Cletus Avoka

THE MAJORITY Leader, Cletus Avoka, has taken on the Right to Information (RTI) Coalition, contending the group cannot blame Parliament for the delay in the passing of the RTI Bill.

The coalition recently took on the majority leader for reportedly stating in the media that the RTI Bill was not a priority to the country’s legislature.

However, reacting to the issue at a press briefing with the parliamentary press corps yesterday, Mr. Avoka, who is also the MP for Zebilla, said he was taken out of context on the issue.

Flanked by the chairmen of the joint Committee of Communication and Constitutional, Legal and Parliamentary Affairs; the Deputy Majority Leader, Alhaji Abdul-Rashid Pelpuo and some leading members of the majority caucus, Mr. Avoka indicated that he did his best to explain the issue during an interview.

According to him, he had explained that Parliament had to pass other bills ahead of the RTI Bill due to their urgency and not because the information bill was not important.

He explained further that following acrimony and confusion over the transfer of power from the New Patriotic Party (NPP) to the National Democratic Congress (NDC) and because the country had already started getting revenue from oil exploration, the Presidential (Transition) Bill and the Petroleum Management Revenue Bill had to be expeditiously passed.

“We had to pass these two bills because of the challenges we were facing, so I gave these examples. But the word priority chosen was taken out of context,” he added.

He blamed the RTI coalition for contributing to the delay in the passing of the bill, saying the group had failed to present its inputs on some grey areas in the bill.

Mr. Avoka, who is also the Chairman of the Business Committee, stressed Parliament was committed to the RTI Bill and “all things being equal it would be passed before the dissolution of this parliament”, which would be on January 6, 2013.

He indicated that scheduled activities such as travelling to South Africa or the United Kingdom to seek first-hand information on the implementation of the RTI Bill and collection of views from civil societies on the grey areas had now been truncated in order to track the passage of the bill.

Mr. Avoka said the joint committee had toured all 10 regions with the support of the World Bank, adding that in the second week of March this year, the committee, together with some civil society groups and the World Bank, had a final workshop on the bill in Accra.
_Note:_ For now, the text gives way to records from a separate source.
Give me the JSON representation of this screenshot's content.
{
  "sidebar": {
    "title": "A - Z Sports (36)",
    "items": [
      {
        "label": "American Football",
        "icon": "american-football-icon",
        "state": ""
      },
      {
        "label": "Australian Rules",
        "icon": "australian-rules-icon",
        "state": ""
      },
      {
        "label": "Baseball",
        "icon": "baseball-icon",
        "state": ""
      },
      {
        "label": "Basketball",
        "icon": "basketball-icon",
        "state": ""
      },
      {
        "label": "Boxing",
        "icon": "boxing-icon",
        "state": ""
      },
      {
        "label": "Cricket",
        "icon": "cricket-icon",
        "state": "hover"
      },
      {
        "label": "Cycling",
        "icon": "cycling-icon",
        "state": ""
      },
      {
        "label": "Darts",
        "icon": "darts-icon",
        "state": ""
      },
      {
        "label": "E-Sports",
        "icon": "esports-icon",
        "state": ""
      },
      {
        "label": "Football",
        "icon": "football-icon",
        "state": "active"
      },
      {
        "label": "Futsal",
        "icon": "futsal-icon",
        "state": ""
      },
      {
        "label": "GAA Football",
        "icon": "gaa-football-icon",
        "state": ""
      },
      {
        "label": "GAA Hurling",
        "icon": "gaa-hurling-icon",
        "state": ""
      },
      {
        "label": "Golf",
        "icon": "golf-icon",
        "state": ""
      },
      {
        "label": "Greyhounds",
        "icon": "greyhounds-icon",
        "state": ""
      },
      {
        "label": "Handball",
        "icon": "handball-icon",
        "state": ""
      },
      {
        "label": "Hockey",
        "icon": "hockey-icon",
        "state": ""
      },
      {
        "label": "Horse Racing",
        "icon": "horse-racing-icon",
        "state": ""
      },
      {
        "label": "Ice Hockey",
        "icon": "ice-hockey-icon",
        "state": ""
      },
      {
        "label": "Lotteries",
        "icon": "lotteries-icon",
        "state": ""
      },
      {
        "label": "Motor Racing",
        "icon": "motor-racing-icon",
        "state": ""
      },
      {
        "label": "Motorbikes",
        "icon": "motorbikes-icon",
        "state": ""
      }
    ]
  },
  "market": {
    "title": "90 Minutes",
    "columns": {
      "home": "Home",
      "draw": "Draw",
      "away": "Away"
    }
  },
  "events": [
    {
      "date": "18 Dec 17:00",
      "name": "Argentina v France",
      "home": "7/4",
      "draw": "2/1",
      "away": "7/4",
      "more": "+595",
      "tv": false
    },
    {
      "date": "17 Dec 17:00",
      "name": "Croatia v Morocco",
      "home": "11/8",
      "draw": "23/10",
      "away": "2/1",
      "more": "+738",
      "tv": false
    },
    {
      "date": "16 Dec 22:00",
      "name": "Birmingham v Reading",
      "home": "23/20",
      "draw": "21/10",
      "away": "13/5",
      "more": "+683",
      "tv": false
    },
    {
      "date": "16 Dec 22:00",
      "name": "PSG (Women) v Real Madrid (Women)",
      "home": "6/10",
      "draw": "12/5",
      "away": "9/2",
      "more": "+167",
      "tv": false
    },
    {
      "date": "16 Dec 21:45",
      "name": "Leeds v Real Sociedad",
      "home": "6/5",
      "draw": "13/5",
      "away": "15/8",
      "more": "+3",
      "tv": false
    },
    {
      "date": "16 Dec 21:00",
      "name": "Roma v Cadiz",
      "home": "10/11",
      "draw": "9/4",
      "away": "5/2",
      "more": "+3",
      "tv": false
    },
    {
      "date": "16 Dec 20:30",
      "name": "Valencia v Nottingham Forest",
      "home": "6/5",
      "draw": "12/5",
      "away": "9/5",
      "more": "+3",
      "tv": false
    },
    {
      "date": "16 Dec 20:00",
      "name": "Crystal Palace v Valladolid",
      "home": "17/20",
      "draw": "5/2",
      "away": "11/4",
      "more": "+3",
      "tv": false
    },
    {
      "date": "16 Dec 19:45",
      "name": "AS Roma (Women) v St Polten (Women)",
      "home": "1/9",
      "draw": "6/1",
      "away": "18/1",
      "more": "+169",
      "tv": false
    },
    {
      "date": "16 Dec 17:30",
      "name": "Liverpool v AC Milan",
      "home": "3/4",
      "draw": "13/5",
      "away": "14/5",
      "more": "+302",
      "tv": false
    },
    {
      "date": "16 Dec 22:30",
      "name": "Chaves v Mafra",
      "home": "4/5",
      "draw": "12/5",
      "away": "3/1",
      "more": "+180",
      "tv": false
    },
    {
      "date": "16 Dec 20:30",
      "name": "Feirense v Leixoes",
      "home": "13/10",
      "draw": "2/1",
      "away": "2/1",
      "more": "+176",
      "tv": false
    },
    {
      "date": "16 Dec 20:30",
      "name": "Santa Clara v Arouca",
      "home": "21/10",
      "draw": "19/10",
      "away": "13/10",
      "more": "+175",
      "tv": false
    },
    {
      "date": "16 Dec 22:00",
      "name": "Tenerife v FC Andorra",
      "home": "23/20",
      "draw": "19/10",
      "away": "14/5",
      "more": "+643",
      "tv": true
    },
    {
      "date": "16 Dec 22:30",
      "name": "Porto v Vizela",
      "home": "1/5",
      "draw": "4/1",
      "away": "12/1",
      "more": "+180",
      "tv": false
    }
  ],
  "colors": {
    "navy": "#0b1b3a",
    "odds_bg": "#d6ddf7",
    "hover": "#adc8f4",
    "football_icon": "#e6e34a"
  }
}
The joint committee, he indicated, would start working on its report, emphasizing there was no deliberate attempt by him or anybody to delay the RTI Bill.

He admitted that the RTI Bill had a lot of challenges and it was the responsibility of Parliament to clear all loopholes as it would be fruitless to hurriedly pass a bill that could not be implemented.

Meanwhile, a leader of the RTI coalition, Nana Oye Lithur, has slammed the ruling NDC for the delay in the passing of the bill.

In radio interviews, Nana Oye Lithur said it was important for NDC to fulfill its campaign promises on the RTI before the December 7, 2012 general elections.

“They promised to pass the bill and it will be used as a campaign issue in this election,” she remarked.